Western Europe continues to set the trends for natural cosmetics

By Simon Pitman

- Last updated on GMT

Related tags Natural cosmetics Cosmetics

Western Europe still shows strong growth for natural cosmetics despite the economic downturn, with Germany, Italy and France displaying some of the most interesting trends.

According to Germany-based market researcher Oneco, Europe has a 21 per cent share of the global market for natural beauty care, behind the biggest market, Asia Pacfic with 37 per cent, but ahead of the next biggest market, the USA which has a 17 per cent global market share,.

In Europe the vast majority of the natural beauty care market is concentrated in Western Europe, where the market makes up approximated 70 per cent of a total marketed estimated to be valued at €2.5bn, according to Oneco’s Natural Cosmetics Report 2012.

Top of the European pile is Germany, which has an estimated market value of €815m in 2011 for sales of genuine certified natural or organic beauty products.

Watch the naturally-inspired!

Naturally-inspired inspired cosmetic products, which are not certified, are currently estimated to account for 7.8 percent of the total beauty market in the country, with a value of €12.67bn in 2011.

Although the tough economic times saw growth in sales of natural beauty products drop from 11 per cent in 2010, to just 2.5 per cent in 2011, the report points to a recovery a return to rapid growth in the future.

The second biggest market in Europe is France, which has enjoyed annual growth rates of around 30 per cent in recent years to achieve an overall market value of €400m in 2011, representing approximately 4 per cent of total annual cosmetics sales in the country.

France is a trend setting market

The report points to the fact that this is one of the leading trend setting markets for natural cosmetics in the world, a reputation that has been built upon from a heritage of using herbal cosmetics for many years. Indeed, the country boasted one of the world’s first natural cosmetics associations, Cosmebio, set up in 2002.

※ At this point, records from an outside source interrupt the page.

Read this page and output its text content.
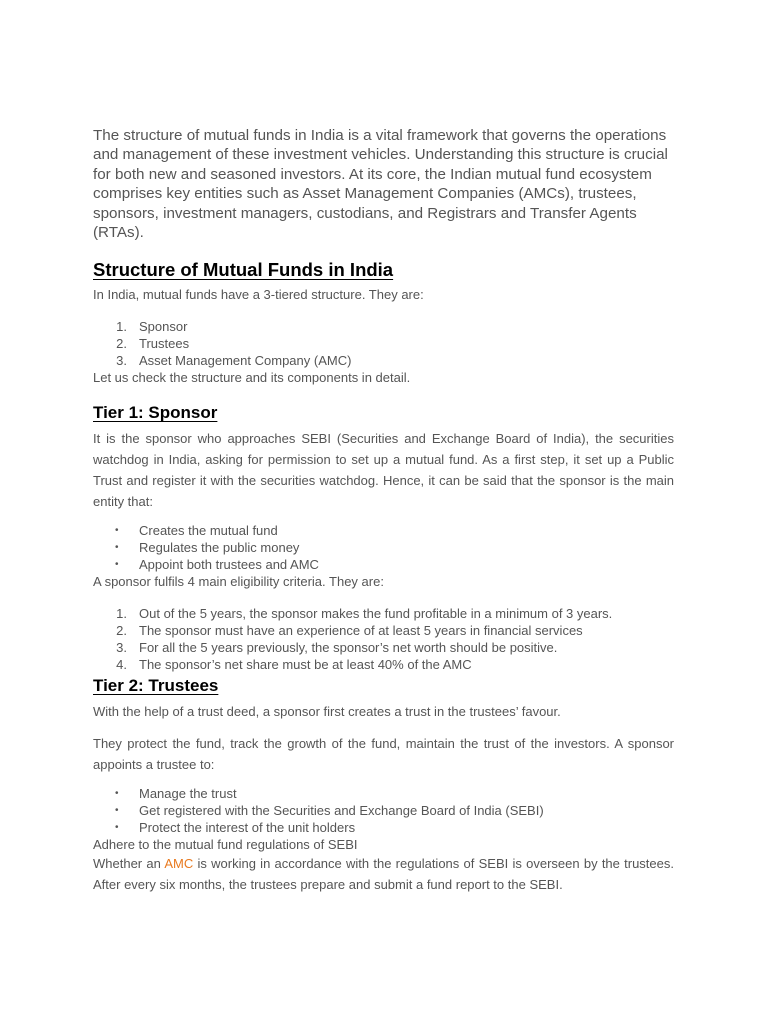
The structure of mutual funds in India is a vital framework that governs the operations and management of these investment vehicles. Understanding this structure is crucial for both new and seasoned investors. At its core, the Indian mutual fund ecosystem comprises key entities such as Asset Management Companies (AMCs), trustees, sponsors, investment managers, custodians, and Registrars and Transfer Agents (RTAs).

Structure of Mutual Funds in India

In India, mutual funds have a 3-tiered structure. They are:

1. Sponsor
2. Trustees
3. Asset Management Company (AMC)

Let us check the structure and its components in detail.

Tier 1: Sponsor

It is the sponsor who approaches SEBI (Securities and Exchange Board of India), the securities watchdog in India, asking for permission to set up a mutual fund. As a first step, it set up a Public Trust and register it with the securities watchdog. Hence, it can be said that the sponsor is the main entity that:

• Creates the mutual fund
• Regulates the public money
• Appoint both trustees and AMC

A sponsor fulfils 4 main eligibility criteria. They are:

1. Out of the 5 years, the sponsor makes the fund profitable in a minimum of 3 years.
2. The sponsor must have an experience of at least 5 years in financial services
3. For all the 5 years previously, the sponsor’s net worth should be positive.
4. The sponsor’s net share must be at least 40% of the AMC
Tier 2: Trustees

With the help of a trust deed, a sponsor first creates a trust in the trustees’ favour.

They protect the fund, track the growth of the fund, maintain the trust of the investors. A sponsor appoints a trustee to:

• Manage the trust
• Get registered with the Securities and Exchange Board of India (SEBI)
• Protect the interest of the unit holders

Adhere to the mutual fund regulations of SEBI

Whether an AMC is working in accordance with the regulations of SEBI is overseen by the trustees. After every six months, the trustees prepare and submit a fund report to the SEBI.
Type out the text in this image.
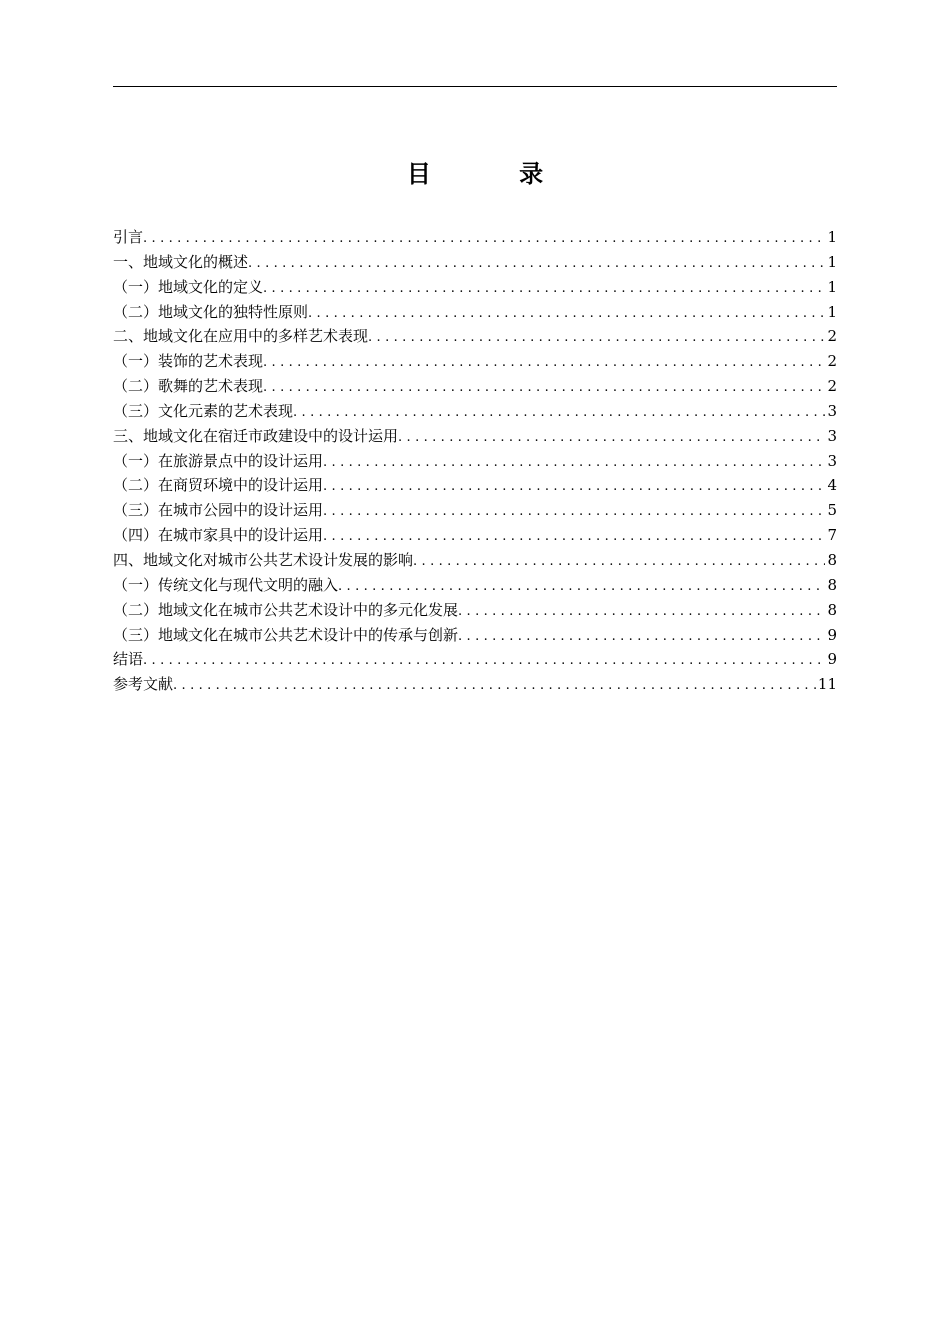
目 录
引言 .....	1
一、地域文化的概述 .....	1
（一）地域文化的定义 .....	1
（二）地域文化的独特性原则 .....	1
二、地域文化在应用中的多样艺术表现 .....	2
（一）装饰的艺术表现 .....	2
（二）歌舞的艺术表现 .....	2
（三）文化元素的艺术表现 .....	3
三、地域文化在宿迁市政建设中的设计运用 .....	3
（一）在旅游景点中的设计运用 .....	3
（二）在商贸环境中的设计运用 .....	4
（三）在城市公园中的设计运用 .....	5
（四）在城市家具中的设计运用 .....	7
四、地域文化对城市公共艺术设计发展的影响 .....	8
（一）传统文化与现代文明的融入 .....	8
（二）地域文化在城市公共艺术设计中的多元化发展 .....	8
（三）地域文化在城市公共艺术设计中的传承与创新 .....	9
结语 .....	9
参考文献 .....	11
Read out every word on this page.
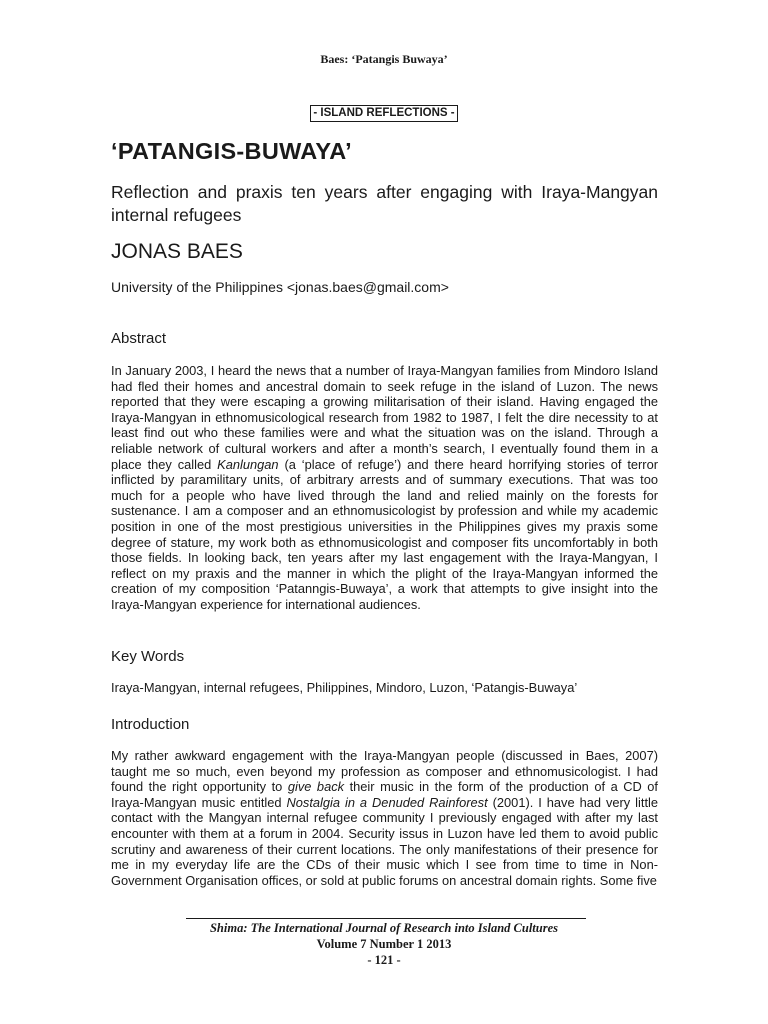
Baes: ‘Patangis Buwaya’
- ISLAND REFLECTIONS -
‘PATANGIS-BUWAYA’
Reflection and praxis ten years after engaging with Iraya-Mangyan internal refugees
JONAS BAES
University of the Philippines <jonas.baes@gmail.com>
Abstract
In January 2003, I heard the news that a number of Iraya-Mangyan families from Mindoro Island had fled their homes and ancestral domain to seek refuge in the island of Luzon. The news reported that they were escaping a growing militarisation of their island. Having engaged the Iraya-Mangyan in ethnomusicological research from 1982 to 1987, I felt the dire necessity to at least find out who these families were and what the situation was on the island. Through a reliable network of cultural workers and after a month’s search, I eventually found them in a place they called Kanlungan (a ‘place of refuge’) and there heard horrifying stories of terror inflicted by paramilitary units, of arbitrary arrests and of summary executions. That was too much for a people who have lived through the land and relied mainly on the forests for sustenance. I am a composer and an ethnomusicologist by profession and while my academic position in one of the most prestigious universities in the Philippines gives my praxis some degree of stature, my work both as ethnomusicologist and composer fits uncomfortably in both those fields. In looking back, ten years after my last engagement with the Iraya-Mangyan, I reflect on my praxis and the manner in which the plight of the Iraya-Mangyan informed the creation of my composition ‘Patanngis-Buwaya’, a work that attempts to give insight into the Iraya-Mangyan experience for international audiences.
Key Words
Iraya-Mangyan, internal refugees, Philippines, Mindoro, Luzon, ‘Patangis-Buwaya’
Introduction
My rather awkward engagement with the Iraya-Mangyan people (discussed in Baes, 2007) taught me so much, even beyond my profession as composer and ethnomusicologist. I had found the right opportunity to give back their music in the form of the production of a CD of Iraya-Mangyan music entitled Nostalgia in a Denuded Rainforest (2001). I have had very little contact with the Mangyan internal refugee community I previously engaged with after my last encounter with them at a forum in 2004. Security issus in Luzon have led them to avoid public scrutiny and awareness of their current locations. The only manifestations of their presence for me in my everyday life are the CDs of their music which I see from time to time in Non-Government Organisation offices, or sold at public forums on ancestral domain rights. Some five
Shima: The International Journal of Research into Island Cultures
Volume 7 Number 1 2013
- 121 -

The changing retail landscape in the country is also helping to drive sales. Initially natural and organic cosmetic products were only available in specialist pharmacy, parapharmacy and beauty outlets, but in recent years the mass market channels are increasingly stocking natural beauty products.

Interestingly, the report authors note that in France natural cosmetics are not an alternative to the conventional range, but a welcome supplement.

Indeed, natural cosmetics expert Elfriede Dambacher notes that this approach to natural cosmetics in France has meant that the market has evolved differently that in Germany, giving French companies a lot of kudos, making the smaller independent natural players company a target for multinationals.

Italy blurs the line on natural and certified

The other notable market highlighted in the report is Italy, where the estimated market for certified natural cosmetics is estimated to have reached between €280m - €290m, whereas annual sales of natural beauty care are estimated at €400m.

This figure appears to vary greatly, the report notes that, as is also the case in France, in Italy the distinction between natural and certified natural products is not always clearly defined, leaving a distinct gray area in the market.

Also in line with France, the market in Italy has developed by the specialist drug store chain Erboriterias. However, the development of the category is also seeing it breaking into the mass market retail channels, most notably through the food chain Coop Italia.